Both Jamaldeen and Abeywardena expressed the confidence that the amendment will spur FIIs to play a more active role in CSE than a passive one and help boost market capitalisation.
Jamaldeen explained that as most listed entities own freehold land, this law was a barrier for active foreign investors looking to buy over majority stakes in Sri Lankan listed companies.
“Due to this fact, most foreign buying in the market has been passive stakes which have been led by funds looking for geographical diversification.Best-in-class investors and companies which would like to acquire an existing listed business and transfer technical competence and capital to access the region have had no possibility in the past. This amendment really opens up many possibilities,” Jamaldeen added.
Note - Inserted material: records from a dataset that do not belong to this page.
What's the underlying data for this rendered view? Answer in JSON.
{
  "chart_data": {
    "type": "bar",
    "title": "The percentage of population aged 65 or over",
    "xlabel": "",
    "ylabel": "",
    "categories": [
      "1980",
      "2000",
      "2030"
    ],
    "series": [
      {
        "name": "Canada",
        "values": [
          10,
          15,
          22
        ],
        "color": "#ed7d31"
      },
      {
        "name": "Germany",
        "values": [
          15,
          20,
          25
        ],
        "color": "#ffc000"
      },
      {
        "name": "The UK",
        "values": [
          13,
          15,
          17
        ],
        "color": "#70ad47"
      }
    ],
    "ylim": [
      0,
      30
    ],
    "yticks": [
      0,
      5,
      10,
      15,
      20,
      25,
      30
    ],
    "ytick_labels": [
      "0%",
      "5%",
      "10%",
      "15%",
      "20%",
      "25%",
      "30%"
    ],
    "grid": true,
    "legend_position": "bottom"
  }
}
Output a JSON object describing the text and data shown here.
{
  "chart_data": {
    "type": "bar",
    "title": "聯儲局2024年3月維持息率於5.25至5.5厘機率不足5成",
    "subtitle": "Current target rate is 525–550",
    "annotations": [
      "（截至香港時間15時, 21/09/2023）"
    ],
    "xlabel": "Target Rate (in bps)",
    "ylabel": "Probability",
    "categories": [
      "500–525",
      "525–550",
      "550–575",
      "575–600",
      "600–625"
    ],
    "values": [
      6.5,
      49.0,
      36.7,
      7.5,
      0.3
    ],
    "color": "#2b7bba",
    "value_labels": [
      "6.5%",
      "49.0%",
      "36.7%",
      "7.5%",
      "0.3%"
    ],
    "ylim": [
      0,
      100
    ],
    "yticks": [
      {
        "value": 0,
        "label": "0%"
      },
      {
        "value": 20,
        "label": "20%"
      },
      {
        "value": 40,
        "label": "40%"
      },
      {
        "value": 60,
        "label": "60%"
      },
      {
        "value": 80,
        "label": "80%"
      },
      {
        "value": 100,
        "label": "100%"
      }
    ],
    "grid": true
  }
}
Abeywardena said the Amendment will also boost FDIs into Sri Lanka, especially the $ 15 billion envisaged via the Port City development, and help the Government to secure successful foreign institutional investors to planned divestiture of non-strategic commercial entities such as Hilton and Hyatt via the CSE.
At present, foreign participation at the CSE is around 45% whereas in good times it had been over 60%. So far this year the market had suffered a net foreign outflow of around Rs. 4.6 billion. Foreign holding of listed shares is around 24% as at end July, and their value is Rs. 760 billion down from Rs. 827 billion a year ago.